When looking to distribute these kits we were fortunate enough to meet the folx at STEAM Ahead. It was a match made in heaven. They were looking for a company to sponsor their engineering curriculum for their summer program, and especially wanted hands-on lessons to send to their students. We gave them our Go-Kits, along with video lessons so their students could learn to build robots and electrical circuits at home. We also gave them feedback on inventions they created and hosted an innovation night to talk about inventions and robotics and answer their very intelligent questions.

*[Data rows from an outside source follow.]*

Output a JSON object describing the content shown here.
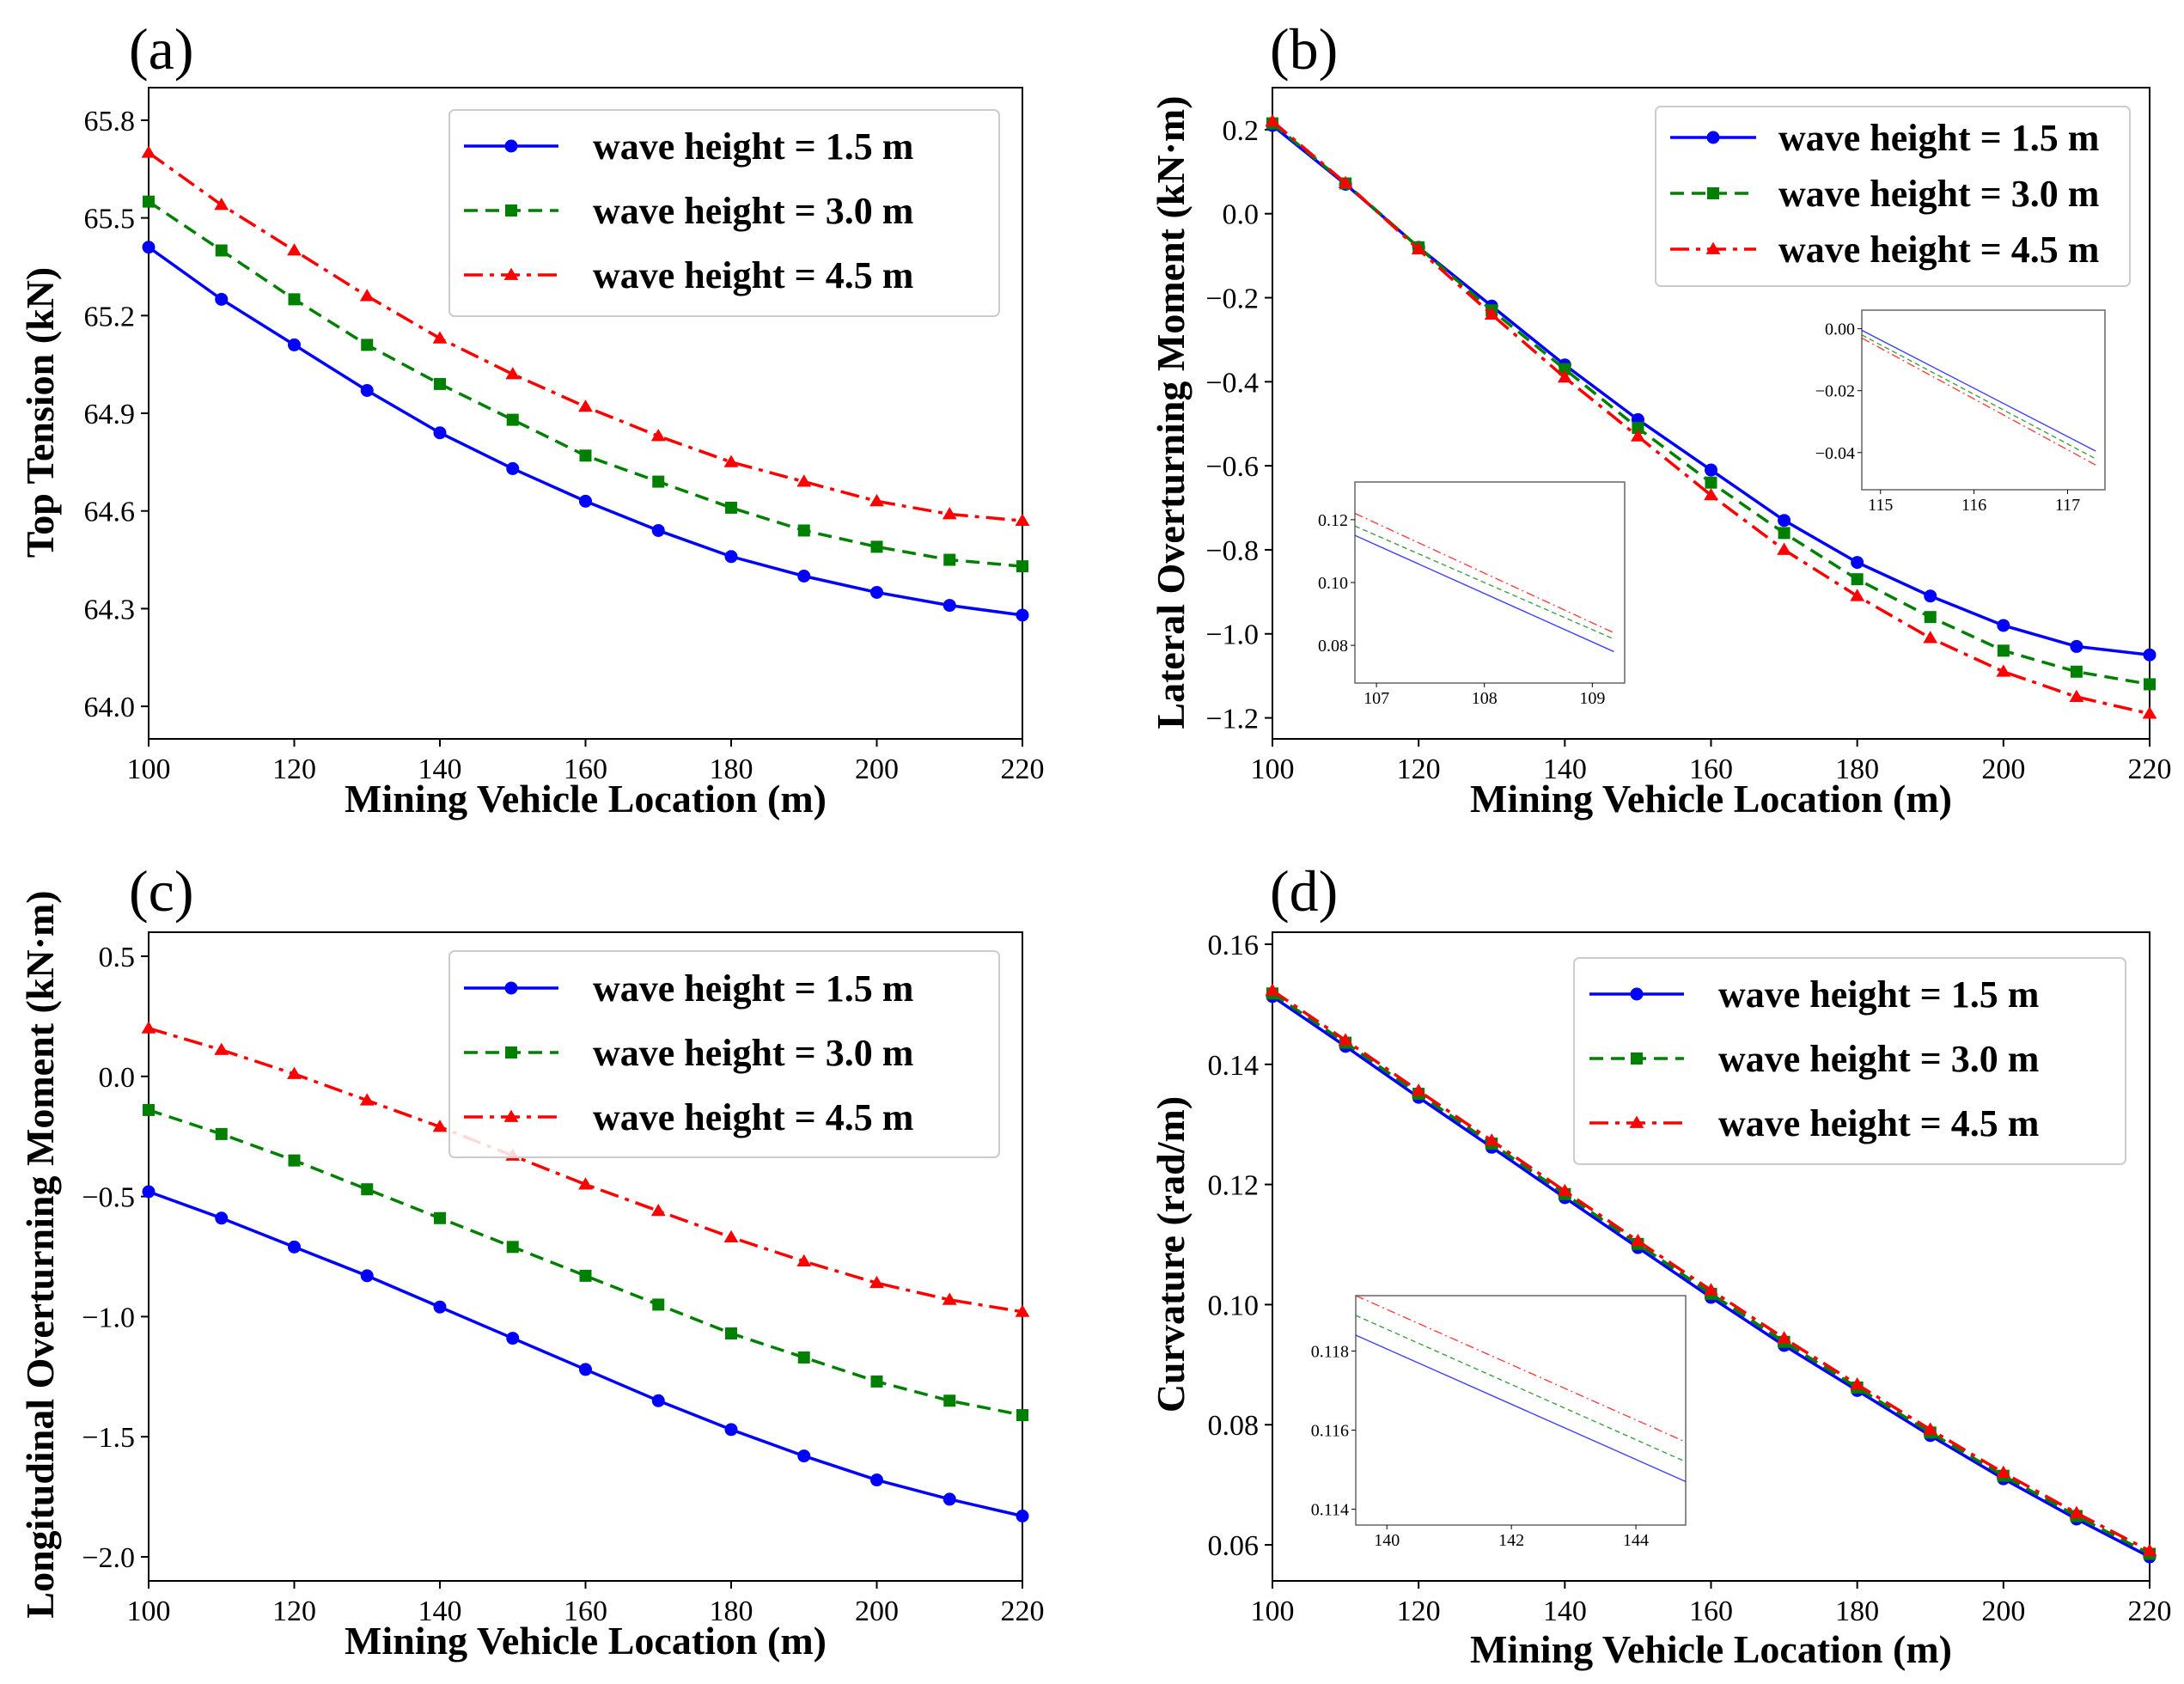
{
  "chart_data": [
    {
      "id": "a",
      "type": "line",
      "panel_label": "(a)",
      "title": "",
      "xlabel": "Mining Vehicle Location (m)",
      "ylabel": "Top Tension (kN)",
      "xlim": [
        100,
        220
      ],
      "ylim": [
        63.9,
        65.9
      ],
      "xticks": [
        100,
        120,
        140,
        160,
        180,
        200,
        220
      ],
      "yticks": [
        64.0,
        64.3,
        64.6,
        64.9,
        65.2,
        65.5,
        65.8
      ],
      "ytick_labels": [
        "64.0",
        "64.3",
        "64.6",
        "64.9",
        "65.2",
        "65.5",
        "65.8"
      ],
      "legend_position": "top-right",
      "x": [
        100,
        110,
        120,
        130,
        140,
        150,
        160,
        170,
        180,
        190,
        200,
        210,
        220
      ],
      "series": [
        {
          "name": "wave height = 1.5 m",
          "values": [
            65.41,
            65.25,
            65.11,
            64.97,
            64.84,
            64.73,
            64.63,
            64.54,
            64.46,
            64.4,
            64.35,
            64.31,
            64.28
          ]
        },
        {
          "name": "wave height = 3.0 m",
          "values": [
            65.55,
            65.4,
            65.25,
            65.11,
            64.99,
            64.88,
            64.77,
            64.69,
            64.61,
            64.54,
            64.49,
            64.45,
            64.43
          ]
        },
        {
          "name": "wave height = 4.5 m",
          "values": [
            65.7,
            65.54,
            65.4,
            65.26,
            65.13,
            65.02,
            64.92,
            64.83,
            64.75,
            64.69,
            64.63,
            64.59,
            64.57
          ]
        }
      ],
      "insets": []
    },
    {
      "id": "b",
      "type": "line",
      "panel_label": "(b)",
      "title": "",
      "xlabel": "Mining Vehicle Location (m)",
      "ylabel": "Lateral Overturning Moment (kN·m)",
      "xlim": [
        100,
        220
      ],
      "ylim": [
        -1.25,
        0.3
      ],
      "xticks": [
        100,
        120,
        140,
        160,
        180,
        200,
        220
      ],
      "yticks": [
        0.2,
        0.0,
        -0.2,
        -0.4,
        -0.6,
        -0.8,
        -1.0,
        -1.2
      ],
      "ytick_labels": [
        "0.2",
        "0.0",
        "−0.2",
        "−0.4",
        "−0.6",
        "−0.8",
        "−1.0",
        "−1.2"
      ],
      "legend_position": "top-right",
      "x": [
        100,
        110,
        120,
        130,
        140,
        150,
        160,
        170,
        180,
        190,
        200,
        210,
        220
      ],
      "series": [
        {
          "name": "wave height = 1.5 m",
          "values": [
            0.21,
            0.07,
            -0.08,
            -0.22,
            -0.36,
            -0.49,
            -0.61,
            -0.73,
            -0.83,
            -0.91,
            -0.98,
            -1.03,
            -1.05
          ]
        },
        {
          "name": "wave height = 3.0 m",
          "values": [
            0.215,
            0.072,
            -0.08,
            -0.23,
            -0.37,
            -0.51,
            -0.64,
            -0.76,
            -0.87,
            -0.96,
            -1.04,
            -1.09,
            -1.12
          ]
        },
        {
          "name": "wave height = 4.5 m",
          "values": [
            0.22,
            0.073,
            -0.085,
            -0.24,
            -0.39,
            -0.53,
            -0.67,
            -0.8,
            -0.91,
            -1.01,
            -1.09,
            -1.15,
            -1.19
          ]
        }
      ],
      "insets": [
        {
          "xlim": [
            106.8,
            109.3
          ],
          "ylim": [
            0.068,
            0.132
          ],
          "xticks": [
            107,
            108,
            109
          ],
          "yticks": [
            0.08,
            0.1,
            0.12
          ],
          "ytick_labels": [
            "0.08",
            "0.10",
            "0.12"
          ],
          "lines": [
            {
              "x": [
                106.8,
                109.2
              ],
              "y": [
                0.115,
                0.078
              ]
            },
            {
              "x": [
                106.8,
                109.2
              ],
              "y": [
                0.118,
                0.082
              ]
            },
            {
              "x": [
                106.8,
                109.2
              ],
              "y": [
                0.122,
                0.084
              ]
            }
          ]
        },
        {
          "xlim": [
            114.8,
            117.4
          ],
          "ylim": [
            -0.052,
            0.006
          ],
          "xticks": [
            115,
            116,
            117
          ],
          "yticks": [
            0.0,
            -0.02,
            -0.04
          ],
          "ytick_labels": [
            "0.00",
            "−0.02",
            "−0.04"
          ],
          "lines": [
            {
              "x": [
                114.8,
                117.3
              ],
              "y": [
                -0.0005,
                -0.0395
              ]
            },
            {
              "x": [
                114.8,
                117.3
              ],
              "y": [
                -0.002,
                -0.042
              ]
            },
            {
              "x": [
                114.8,
                117.3
              ],
              "y": [
                -0.003,
                -0.044
              ]
            }
          ]
        }
      ]
    },
    {
      "id": "c",
      "type": "line",
      "panel_label": "(c)",
      "title": "",
      "xlabel": "Mining Vehicle Location (m)",
      "ylabel": "Longitudinal Overturning Moment (kN·m)",
      "xlim": [
        100,
        220
      ],
      "ylim": [
        -2.1,
        0.6
      ],
      "xticks": [
        100,
        120,
        140,
        160,
        180,
        200,
        220
      ],
      "yticks": [
        0.5,
        0.0,
        -0.5,
        -1.0,
        -1.5,
        -2.0
      ],
      "ytick_labels": [
        "0.5",
        "0.0",
        "−0.5",
        "−1.0",
        "−1.5",
        "−2.0"
      ],
      "legend_position": "top-right",
      "x": [
        100,
        110,
        120,
        130,
        140,
        150,
        160,
        170,
        180,
        190,
        200,
        210,
        220
      ],
      "series": [
        {
          "name": "wave height = 1.5 m",
          "values": [
            -0.48,
            -0.59,
            -0.71,
            -0.83,
            -0.96,
            -1.09,
            -1.22,
            -1.35,
            -1.47,
            -1.58,
            -1.68,
            -1.76,
            -1.83
          ]
        },
        {
          "name": "wave height = 3.0 m",
          "values": [
            -0.14,
            -0.24,
            -0.35,
            -0.47,
            -0.59,
            -0.71,
            -0.83,
            -0.95,
            -1.07,
            -1.17,
            -1.27,
            -1.35,
            -1.41
          ]
        },
        {
          "name": "wave height = 4.5 m",
          "values": [
            0.2,
            0.11,
            0.01,
            -0.1,
            -0.21,
            -0.33,
            -0.45,
            -0.56,
            -0.67,
            -0.77,
            -0.86,
            -0.93,
            -0.98
          ]
        }
      ],
      "insets": []
    },
    {
      "id": "d",
      "type": "line",
      "panel_label": "(d)",
      "title": "",
      "xlabel": "Mining Vehicle Location (m)",
      "ylabel": "Curvature (rad/m)",
      "xlim": [
        100,
        220
      ],
      "ylim": [
        0.054,
        0.162
      ],
      "xticks": [
        100,
        120,
        140,
        160,
        180,
        200,
        220
      ],
      "yticks": [
        0.06,
        0.08,
        0.1,
        0.12,
        0.14,
        0.16
      ],
      "ytick_labels": [
        "0.06",
        "0.08",
        "0.10",
        "0.12",
        "0.14",
        "0.16"
      ],
      "legend_position": "top-right",
      "x": [
        100,
        110,
        120,
        130,
        140,
        150,
        160,
        170,
        180,
        190,
        200,
        210,
        220
      ],
      "series": [
        {
          "name": "wave height = 1.5 m",
          "values": [
            0.1513,
            0.143,
            0.1345,
            0.1262,
            0.1178,
            0.1095,
            0.1012,
            0.0932,
            0.0857,
            0.0782,
            0.071,
            0.0643,
            0.058
          ]
        },
        {
          "name": "wave height = 3.0 m",
          "values": [
            0.1518,
            0.1436,
            0.1351,
            0.1268,
            0.1184,
            0.1101,
            0.1018,
            0.0938,
            0.0862,
            0.0787,
            0.0715,
            0.0648,
            0.0585
          ]
        },
        {
          "name": "wave height = 4.5 m",
          "values": [
            0.1523,
            0.144,
            0.1356,
            0.1273,
            0.1189,
            0.1106,
            0.1024,
            0.0944,
            0.0867,
            0.0792,
            0.072,
            0.0653,
            0.059
          ]
        }
      ],
      "insets": [
        {
          "xlim": [
            139.5,
            144.8
          ],
          "ylim": [
            0.1136,
            0.1194
          ],
          "xticks": [
            140,
            142,
            144
          ],
          "yticks": [
            0.114,
            0.116,
            0.118
          ],
          "ytick_labels": [
            "0.114",
            "0.116",
            "0.118"
          ],
          "lines": [
            {
              "x": [
                139.5,
                144.8
              ],
              "y": [
                0.1184,
                0.1147
              ]
            },
            {
              "x": [
                139.5,
                144.8
              ],
              "y": [
                0.1189,
                0.1152
              ]
            },
            {
              "x": [
                139.5,
                144.8
              ],
              "y": [
                0.1194,
                0.1157
              ]
            }
          ]
        }
      ]
    }
  ],
  "styles": {
    "colors": [
      "#0000ff",
      "#008000",
      "#ff0000"
    ],
    "markers": [
      "circle",
      "square",
      "triangle"
    ],
    "dashes": [
      "solid",
      "dashed",
      "dashdot"
    ]
  }
}
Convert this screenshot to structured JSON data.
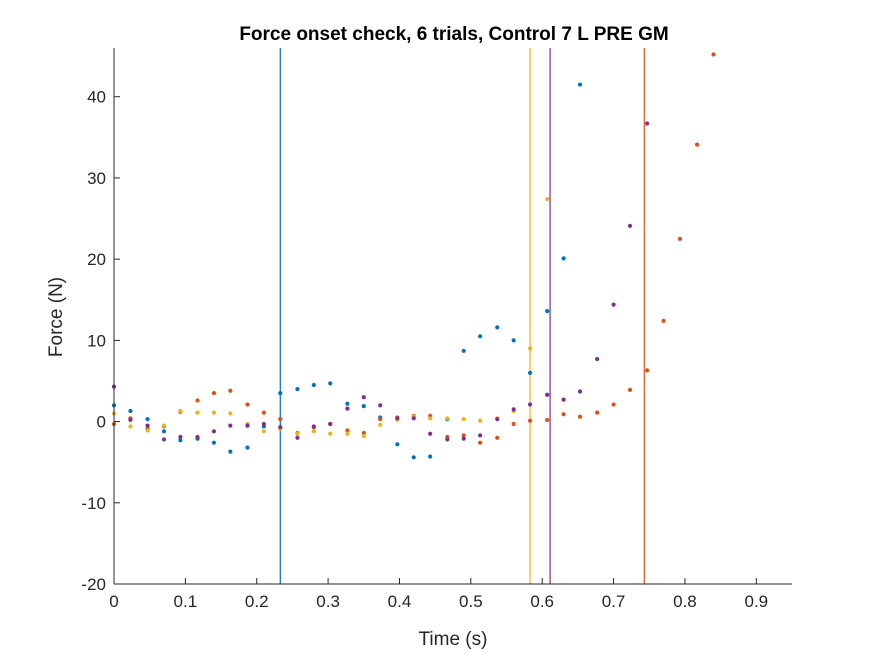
{
  "chart_data": {
    "type": "scatter",
    "title": "Force onset check, 6 trials, Control 7 L PRE GM",
    "xlabel": "Time (s)",
    "ylabel": "Force (N)",
    "xlim": [
      0,
      0.95
    ],
    "ylim": [
      -20,
      46
    ],
    "xticks": [
      0,
      0.1,
      0.2,
      0.3,
      0.4,
      0.5,
      0.6,
      0.7,
      0.8,
      0.9
    ],
    "xtick_labels": [
      "0",
      "0.1",
      "0.2",
      "0.3",
      "0.4",
      "0.5",
      "0.6",
      "0.7",
      "0.8",
      "0.9"
    ],
    "yticks": [
      -20,
      -10,
      0,
      10,
      20,
      30,
      40
    ],
    "ytick_labels": [
      "-20",
      "-10",
      "0",
      "10",
      "20",
      "30",
      "40"
    ],
    "grid": false,
    "series": [
      {
        "color": "#0072BD",
        "points": [
          [
            0,
            2
          ],
          [
            0.023,
            1.3
          ],
          [
            0.047,
            0.3
          ],
          [
            0.07,
            -1.2
          ],
          [
            0.093,
            -2.3
          ],
          [
            0.117,
            -2.1
          ],
          [
            0.14,
            -2.6
          ],
          [
            0.163,
            -3.7
          ],
          [
            0.187,
            -3.2
          ],
          [
            0.21,
            -0.6
          ],
          [
            0.233,
            3.5
          ],
          [
            0.257,
            4
          ],
          [
            0.28,
            4.5
          ],
          [
            0.303,
            4.7
          ],
          [
            0.327,
            2.2
          ],
          [
            0.35,
            1.9
          ],
          [
            0.373,
            0.5
          ],
          [
            0.397,
            -2.8
          ],
          [
            0.42,
            -4.4
          ],
          [
            0.443,
            -4.3
          ],
          [
            0.467,
            0.3
          ],
          [
            0.49,
            8.7
          ],
          [
            0.513,
            10.5
          ],
          [
            0.537,
            11.6
          ],
          [
            0.56,
            10
          ],
          [
            0.583,
            6
          ],
          [
            0.607,
            13.6
          ],
          [
            0.63,
            20.1
          ],
          [
            0.653,
            41.5
          ]
        ]
      },
      {
        "color": "#D95319",
        "points": [
          [
            0,
            -0.3
          ],
          [
            0.023,
            0.4
          ],
          [
            0.047,
            -0.9
          ],
          [
            0.07,
            -0.6
          ],
          [
            0.093,
            1.2
          ],
          [
            0.117,
            2.6
          ],
          [
            0.14,
            3.5
          ],
          [
            0.163,
            3.8
          ],
          [
            0.187,
            2.1
          ],
          [
            0.21,
            1.1
          ],
          [
            0.233,
            0.3
          ],
          [
            0.257,
            -1.4
          ],
          [
            0.28,
            -0.7
          ],
          [
            0.303,
            -0.3
          ],
          [
            0.327,
            -1.1
          ],
          [
            0.35,
            -1.4
          ],
          [
            0.373,
            0.3
          ],
          [
            0.397,
            0.5
          ],
          [
            0.42,
            0.7
          ],
          [
            0.443,
            0.7
          ],
          [
            0.467,
            -1.9
          ],
          [
            0.49,
            -1.7
          ],
          [
            0.513,
            -2.6
          ],
          [
            0.537,
            -2
          ],
          [
            0.56,
            -0.3
          ],
          [
            0.583,
            0.1
          ],
          [
            0.607,
            0.2
          ],
          [
            0.63,
            0.9
          ],
          [
            0.653,
            0.6
          ],
          [
            0.677,
            1.1
          ],
          [
            0.7,
            2.1
          ],
          [
            0.723,
            3.9
          ],
          [
            0.747,
            6.3
          ],
          [
            0.77,
            12.4
          ],
          [
            0.793,
            22.5
          ],
          [
            0.817,
            34.1
          ],
          [
            0.84,
            45.2
          ]
        ]
      },
      {
        "color": "#EDB120",
        "points": [
          [
            0,
            1
          ],
          [
            0.023,
            -0.6
          ],
          [
            0.047,
            -1.1
          ],
          [
            0.07,
            -0.5
          ],
          [
            0.093,
            1.3
          ],
          [
            0.117,
            1.1
          ],
          [
            0.14,
            1.1
          ],
          [
            0.163,
            1
          ],
          [
            0.187,
            -0.3
          ],
          [
            0.21,
            -1.2
          ],
          [
            0.233,
            -0.9
          ],
          [
            0.257,
            -1.5
          ],
          [
            0.28,
            -1.2
          ],
          [
            0.303,
            -1.5
          ],
          [
            0.327,
            -1.5
          ],
          [
            0.35,
            -1.8
          ],
          [
            0.373,
            -0.4
          ],
          [
            0.397,
            0.2
          ],
          [
            0.42,
            0.6
          ],
          [
            0.443,
            0.4
          ],
          [
            0.467,
            0.4
          ],
          [
            0.49,
            0.3
          ],
          [
            0.513,
            0.1
          ],
          [
            0.537,
            0.4
          ],
          [
            0.56,
            1.3
          ],
          [
            0.583,
            9
          ],
          [
            0.607,
            27.4
          ]
        ]
      },
      {
        "color": "#7E2F8E",
        "points": [
          [
            0,
            4.3
          ],
          [
            0.023,
            0.2
          ],
          [
            0.047,
            -0.5
          ],
          [
            0.07,
            -2.2
          ],
          [
            0.093,
            -1.9
          ],
          [
            0.117,
            -1.9
          ],
          [
            0.14,
            -1.2
          ],
          [
            0.163,
            -0.5
          ],
          [
            0.187,
            -0.5
          ],
          [
            0.21,
            -0.3
          ],
          [
            0.233,
            -0.7
          ],
          [
            0.257,
            -2
          ],
          [
            0.28,
            -0.6
          ],
          [
            0.303,
            -0.3
          ],
          [
            0.327,
            1.6
          ],
          [
            0.35,
            3
          ],
          [
            0.373,
            2
          ],
          [
            0.397,
            0.4
          ],
          [
            0.42,
            0.4
          ],
          [
            0.443,
            -1.5
          ],
          [
            0.467,
            -2.2
          ],
          [
            0.49,
            -2.1
          ],
          [
            0.513,
            -1.7
          ],
          [
            0.537,
            0.3
          ],
          [
            0.56,
            1.5
          ],
          [
            0.583,
            2.1
          ],
          [
            0.607,
            3.3
          ],
          [
            0.63,
            2.7
          ],
          [
            0.653,
            3.7
          ],
          [
            0.677,
            7.7
          ],
          [
            0.7,
            14.4
          ],
          [
            0.723,
            24.1
          ],
          [
            0.747,
            36.7
          ]
        ]
      }
    ],
    "vlines": [
      {
        "x": 0.233,
        "color": "#0072BD"
      },
      {
        "x": 0.583,
        "color": "#EDB120"
      },
      {
        "x": 0.611,
        "color": "#7E2F8E"
      },
      {
        "x": 0.743,
        "color": "#D95319"
      }
    ]
  }
}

We donated a total of 50 kits to the program over the summer.
Moving forward, we are excited to continue to partner with STEAM Ahead as they work with schools in the Boston area throughout the school year. This fall we have donated another 100 kits to which will be going to students in the greater Boston area. We are also working with the Go Red for Women program and hosted a “STEM and Healthy Eating” virtual event this past November.
What’s Next for FAB?
It’s exciting for me to be able to use Spyce as a platform to give the gift of teaching back to our community. We look forward to donating more Go-Kits in 2021 with the help of STEAM Ahead. We are also working to weave more of our FAB program into the very blog you’re reading now! We plan to post our FAB lesson plans here, along with part buying guides so parents and teachers can do these lessons with their children and students.
We know that teacher’s budgets are slim, so in the spirit of accessibility, some of our lessons can be taught for as little as $4 per student! We will also have video tutorials for each lesson so teachers can spend less time making remote lesson plans, and parents will spend less time trying to balance their regular jobs with their new tutoring responsibilities.
It makes me so happy to know that a restaurant like ours can make a meaningful impact in the education space. I once felt a ping of regret, jumping into the restaurant industry instead of pursuing my calling as an educator. I certainly no longer feel that way and believe that through Spyce, we can make an even larger impact to underserved communities than I could have as an instructor alone. It warms my heart, and I look forward to seeing what the future holds for us.
Brady Knight I am a co-founder, I lead Spyce’s electrical projects, assist Luke in leading the Hardware team, help Lydia run DE&I (Diversity, Equity, and Inclusion) initiatives and lead the FAB program. I was planning on going into teaching after graduating college until I got wrapped up in Spyce. Instead, I throw my teaching passions into FAB and mentoring team members.